Harmon of Michigan
HAVING JUST spent nine days locked in a German boxcar, during World War II, without food and little water along with 59 other American POWs. I stood before a German interrogation officer at Stalag IV B. The officer, in grammatically correct English, asked me for the third time what outfit I was in during combat. All I replied was name, rank and serial number.
He responded by saying, "Now let me tell you, you were the first squad of the first platoon of the 422nd Anti‑Tank Company. Do you have any questions?"
"Only one, sir," I said. Where did you acquire such a good command of our language?"
He smiled as he told of living on the campus of the University of Illinois, where he had played football and received a degree.
"I bet I watched you play against Michigan in Ann Arbor, where I lived and never missed a game."
He told me to have a seat, pulled up a chair and asked if I knew any of the players.
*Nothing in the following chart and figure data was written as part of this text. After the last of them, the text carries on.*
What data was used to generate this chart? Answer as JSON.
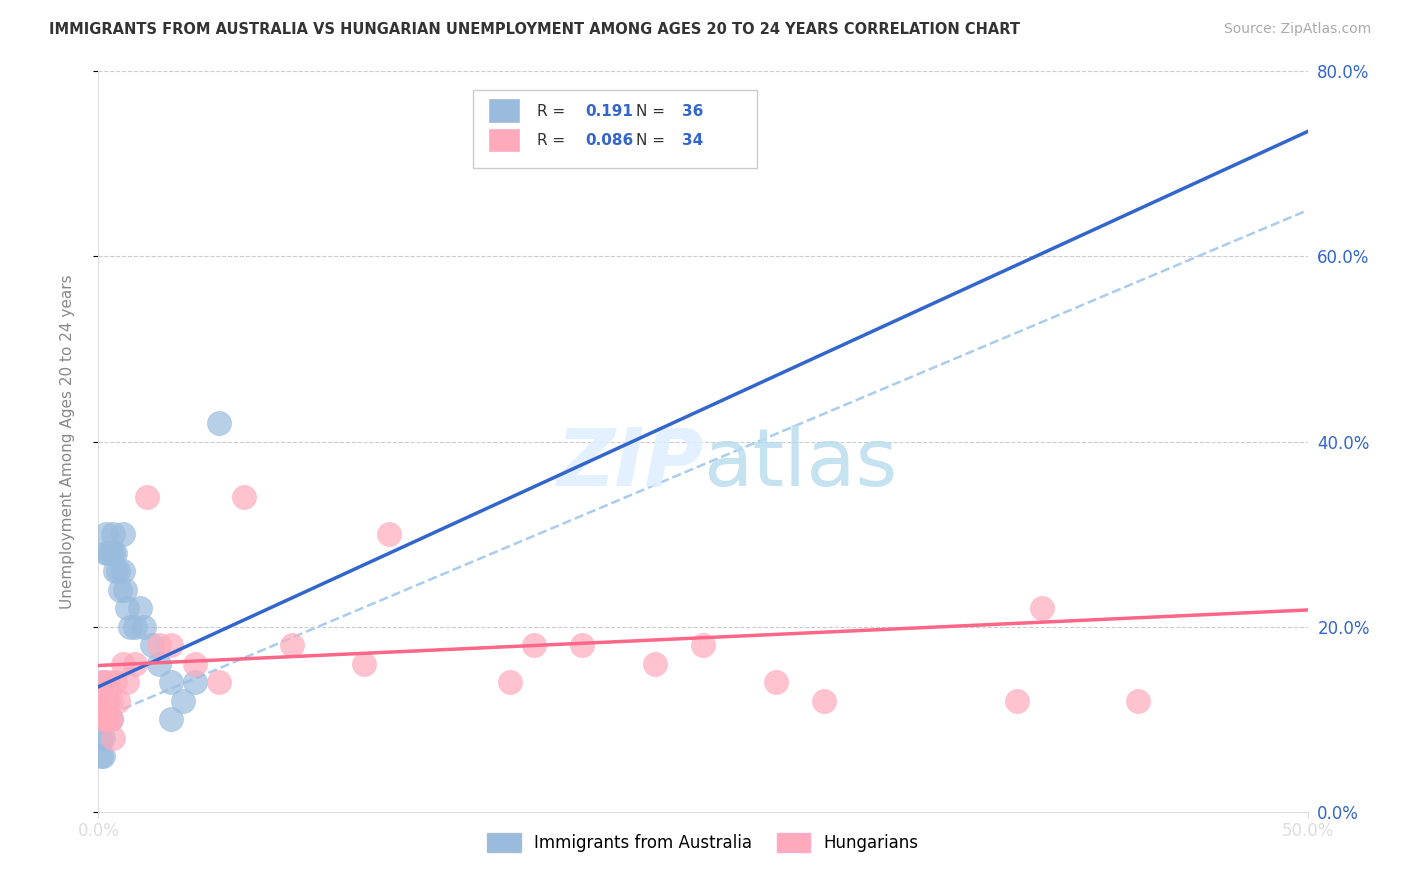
{
  "title": "IMMIGRANTS FROM AUSTRALIA VS HUNGARIAN UNEMPLOYMENT AMONG AGES 20 TO 24 YEARS CORRELATION CHART",
  "source": "Source: ZipAtlas.com",
  "ylabel": "Unemployment Among Ages 20 to 24 years",
  "xlim": [
    0,
    0.5
  ],
  "ylim": [
    0,
    0.8
  ],
  "legend1_R": "0.191",
  "legend1_N": "36",
  "legend2_R": "0.086",
  "legend2_N": "34",
  "legend1_label": "Immigrants from Australia",
  "legend2_label": "Hungarians",
  "blue_scatter_color": "#99BBDD",
  "pink_scatter_color": "#FFAABB",
  "blue_line_color": "#3366CC",
  "pink_line_color": "#FF6688",
  "dashed_line_color": "#AACCEE",
  "watermark_color": "#DDEEFF",
  "blue_x": [
    0.001,
    0.001,
    0.001,
    0.002,
    0.002,
    0.002,
    0.003,
    0.003,
    0.003,
    0.004,
    0.004,
    0.005,
    0.005,
    0.006,
    0.006,
    0.007,
    0.007,
    0.008,
    0.009,
    0.01,
    0.01,
    0.011,
    0.012,
    0.013,
    0.015,
    0.017,
    0.019,
    0.022,
    0.025,
    0.03,
    0.03,
    0.035,
    0.04,
    0.05,
    0.001,
    0.002
  ],
  "blue_y": [
    0.12,
    0.1,
    0.08,
    0.14,
    0.1,
    0.08,
    0.3,
    0.28,
    0.1,
    0.28,
    0.12,
    0.28,
    0.1,
    0.3,
    0.28,
    0.28,
    0.26,
    0.26,
    0.24,
    0.26,
    0.3,
    0.24,
    0.22,
    0.2,
    0.2,
    0.22,
    0.2,
    0.18,
    0.16,
    0.14,
    0.1,
    0.12,
    0.14,
    0.42,
    0.06,
    0.06
  ],
  "pink_x": [
    0.001,
    0.001,
    0.002,
    0.003,
    0.003,
    0.004,
    0.004,
    0.005,
    0.005,
    0.006,
    0.007,
    0.008,
    0.01,
    0.012,
    0.015,
    0.02,
    0.025,
    0.03,
    0.04,
    0.05,
    0.06,
    0.08,
    0.11,
    0.12,
    0.17,
    0.18,
    0.2,
    0.23,
    0.25,
    0.28,
    0.3,
    0.38,
    0.39,
    0.43
  ],
  "pink_y": [
    0.12,
    0.1,
    0.14,
    0.12,
    0.1,
    0.14,
    0.1,
    0.12,
    0.1,
    0.08,
    0.14,
    0.12,
    0.16,
    0.14,
    0.16,
    0.34,
    0.18,
    0.18,
    0.16,
    0.14,
    0.34,
    0.18,
    0.16,
    0.3,
    0.14,
    0.18,
    0.18,
    0.16,
    0.18,
    0.14,
    0.12,
    0.12,
    0.22,
    0.12
  ],
  "blue_line_x0": 0.0,
  "blue_line_y0": 0.135,
  "blue_line_x1": 0.1,
  "blue_line_y1": 0.255,
  "pink_line_x0": 0.0,
  "pink_line_y0": 0.158,
  "pink_line_x1": 0.5,
  "pink_line_y1": 0.218,
  "dash_line_x0": 0.0,
  "dash_line_y0": 0.1,
  "dash_line_x1": 0.5,
  "dash_line_y1": 0.65
}
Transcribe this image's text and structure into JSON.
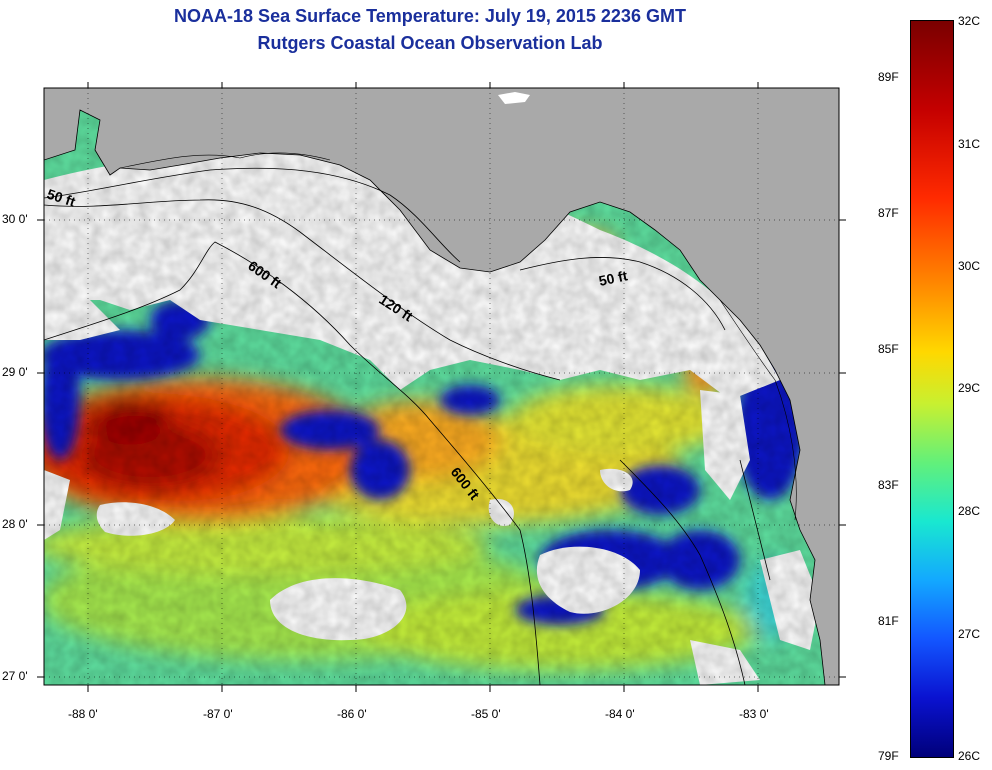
{
  "title_line1": "NOAA-18 Sea Surface Temperature:  July 19, 2015 2236 GMT",
  "title_line2": "Rutgers Coastal Ocean Observation Lab",
  "longitude_ticks": [
    "-88 0'",
    "-87 0'",
    "-86 0'",
    "-85 0'",
    "-84 0'",
    "-83 0'"
  ],
  "latitude_ticks": [
    "30 0'",
    "29 0'",
    "28 0'",
    "27 0'"
  ],
  "depth_contour_labels": [
    "50 ft",
    "600 ft",
    "120 ft",
    "50 ft",
    "600 ft"
  ],
  "colorbar": {
    "celsius": [
      "32C",
      "31C",
      "30C",
      "29C",
      "28C",
      "27C",
      "26C"
    ],
    "fahrenheit": [
      "89F",
      "87F",
      "85F",
      "83F",
      "81F",
      "79F"
    ]
  },
  "colors": {
    "title": "#1a2f9c",
    "land": "#a9a9a9",
    "cloud": "#ffffff"
  }
}
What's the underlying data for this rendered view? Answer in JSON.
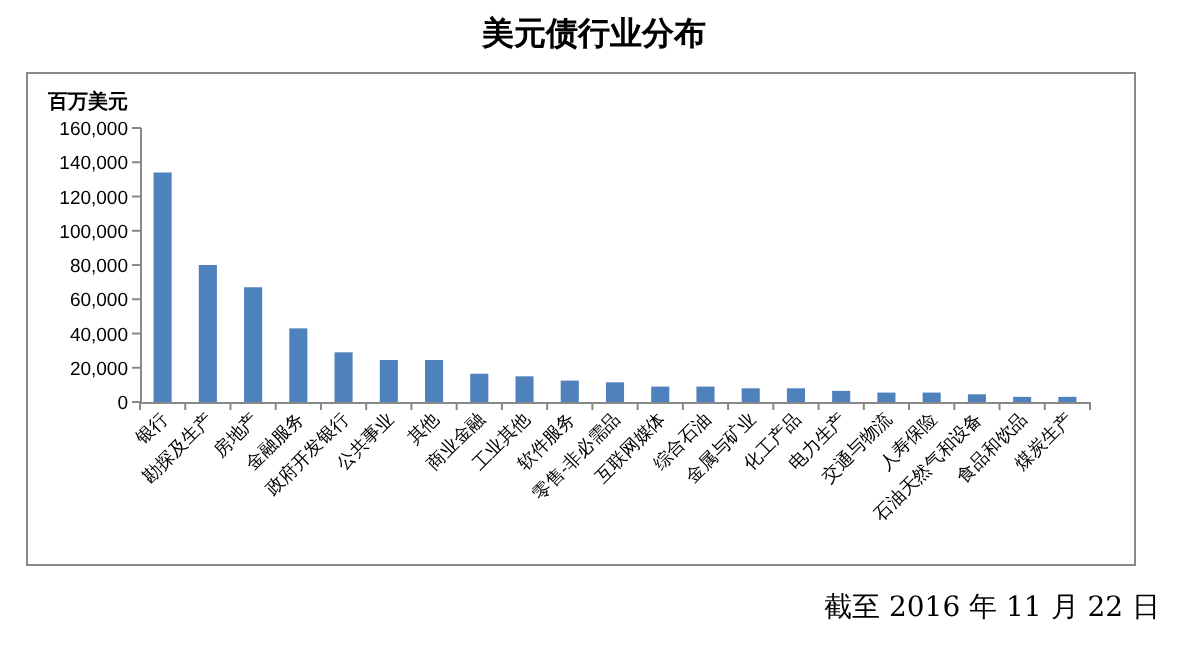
{
  "chart_data": {
    "type": "bar",
    "title": "美元债行业分布",
    "ylabel": "百万美元",
    "categories": [
      "银行",
      "勘探及生产",
      "房地产",
      "金融服务",
      "政府开发银行",
      "公共事业",
      "其他",
      "商业金融",
      "工业其他",
      "软件服务",
      "零售-非必需品",
      "互联网媒体",
      "综合石油",
      "金属与矿业",
      "化工产品",
      "电力生产",
      "交通与物流",
      "人寿保险",
      "石油天然气和设备",
      "食品和饮品",
      "煤炭生产"
    ],
    "values": [
      134000,
      80000,
      67000,
      43000,
      29000,
      24500,
      24500,
      16500,
      15000,
      12500,
      11500,
      9000,
      9000,
      8000,
      8000,
      6500,
      5500,
      5500,
      4500,
      3000,
      3000
    ],
    "color": "#4f81bd",
    "ylim": [
      0,
      160000
    ],
    "yticks": [
      {
        "value": 0,
        "label": "0"
      },
      {
        "value": 20000,
        "label": "20,000"
      },
      {
        "value": 40000,
        "label": "40,000"
      },
      {
        "value": 60000,
        "label": "60,000"
      },
      {
        "value": 80000,
        "label": "80,000"
      },
      {
        "value": 100000,
        "label": "100,000"
      },
      {
        "value": 120000,
        "label": "120,000"
      },
      {
        "value": 140000,
        "label": "140,000"
      },
      {
        "value": 160000,
        "label": "160,000"
      }
    ],
    "annotations": [
      "截至 2016 年 11 月 22 日"
    ]
  }
}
I mentioned that Coach Crisler was a neighbor, and that I knew Tom Harmon. He began talking about the great times he had playing against Michigan, and how much he respected Tom as a player and valued Tom's friendship.
He moved his chair closer and said in a hushed voice, "I wish I could keep you here working with me, as we have so much to talk about, but there is no way without us both getting into trouble I am sure you know I don't hate Americans; I just hate what we are doing to each other. I can't promise anything, but I will try to get you a work camp assignment that won't be too bad."
We shook hands, and as I left the room he said, "Good luck, and hope we will see each other in Ann Arbor when this is over. Be sure to say hello to Tom for me when you see him."
I had no idea if my work camp assignment was better or worse than it might have been had we not discovered a common friendship. I have to believe that respect and sportsmanship of two college football opponents over 50 years ago may have allowed me to tell this story in remembrance of a friend, Tom Harmon.